On Saturday, August 18 the GI Society and renowned local artist, Foster Eastman, will team up at his gallery for a community art project titled Painting Toilet Seats as part of the GI Society’s Painted Toilet Project. Over the course of a two-hour session, children, teens, and adults whose lives have been affected by IBD are invited to paint one of 90 toilet seats that will comprise a large installation, for which a final installation site has yet to be found.
We spoke with James Olson of the GI Society to learn more about this event.
“We really want to encourage people to participate,” Olson explains. “This is a family-friendly art project that is completely free to attend. The seat itself will be designed by kids, primarily. And the lid will include a map-image highlighting a public washroom in Vancouver. This whole event is dedicated to raising awareness in a really visual, hands-on way and also in a very positive, transformative way, taking the toilet seat and making it something colourful and quite beautiful. We don’t shy away from having a sense of humour about the topics we cover, though we take a lot of time, careful effort and consideration with the educational materials and our quarterly magazine that we put out.”
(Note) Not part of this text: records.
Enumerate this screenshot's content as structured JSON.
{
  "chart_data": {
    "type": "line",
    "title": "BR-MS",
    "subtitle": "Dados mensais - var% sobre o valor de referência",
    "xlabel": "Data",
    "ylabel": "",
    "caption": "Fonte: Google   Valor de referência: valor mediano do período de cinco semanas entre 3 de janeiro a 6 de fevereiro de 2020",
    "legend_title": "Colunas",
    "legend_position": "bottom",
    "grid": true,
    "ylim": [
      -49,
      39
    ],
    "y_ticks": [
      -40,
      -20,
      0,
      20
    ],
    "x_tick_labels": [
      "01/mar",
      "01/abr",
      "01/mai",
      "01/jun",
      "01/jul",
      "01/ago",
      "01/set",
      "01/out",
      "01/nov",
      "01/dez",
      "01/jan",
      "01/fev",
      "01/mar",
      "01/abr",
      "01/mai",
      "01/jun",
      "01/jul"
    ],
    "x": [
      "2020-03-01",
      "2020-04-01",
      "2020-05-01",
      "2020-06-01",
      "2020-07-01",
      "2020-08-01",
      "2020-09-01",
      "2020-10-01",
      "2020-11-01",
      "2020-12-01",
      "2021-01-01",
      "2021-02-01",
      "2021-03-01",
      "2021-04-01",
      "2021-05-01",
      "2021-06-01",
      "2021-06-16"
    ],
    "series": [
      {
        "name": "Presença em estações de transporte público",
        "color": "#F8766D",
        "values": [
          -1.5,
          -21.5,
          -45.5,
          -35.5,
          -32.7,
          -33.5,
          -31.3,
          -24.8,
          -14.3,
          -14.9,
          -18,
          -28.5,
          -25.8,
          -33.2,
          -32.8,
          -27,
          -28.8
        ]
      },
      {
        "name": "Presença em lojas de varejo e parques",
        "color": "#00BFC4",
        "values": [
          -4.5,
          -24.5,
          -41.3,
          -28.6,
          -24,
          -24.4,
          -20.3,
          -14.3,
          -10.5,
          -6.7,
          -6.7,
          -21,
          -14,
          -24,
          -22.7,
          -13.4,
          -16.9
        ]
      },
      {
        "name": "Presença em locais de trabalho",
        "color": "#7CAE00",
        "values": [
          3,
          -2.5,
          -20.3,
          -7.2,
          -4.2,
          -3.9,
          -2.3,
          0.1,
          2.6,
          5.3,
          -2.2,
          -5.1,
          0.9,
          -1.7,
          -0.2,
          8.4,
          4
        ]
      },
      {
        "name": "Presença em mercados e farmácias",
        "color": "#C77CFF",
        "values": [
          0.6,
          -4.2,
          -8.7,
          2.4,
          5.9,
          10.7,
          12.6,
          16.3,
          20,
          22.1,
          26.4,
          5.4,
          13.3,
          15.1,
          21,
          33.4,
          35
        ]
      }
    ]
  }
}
The pairing of artist, Foster Eastman and the GI Society seems to be a perfect match. Eastman has developed a reputation as a Vancouver multimedia artist whose work examines social or cultural issues which generally carry stigma and taboo. He has collaborated with the University of British Columbia’s Men’s Health Research Program on projects including Man Up Against Suicide and Still Here. Recently, Eastman has worked with the Veterans Transition Network on the Veterans Tribute Pole and the lestweforgetCANADA mural.
You will not want to miss the Painted Toilet Project — bring your family and have fun raising awareness for a cause worth talking about!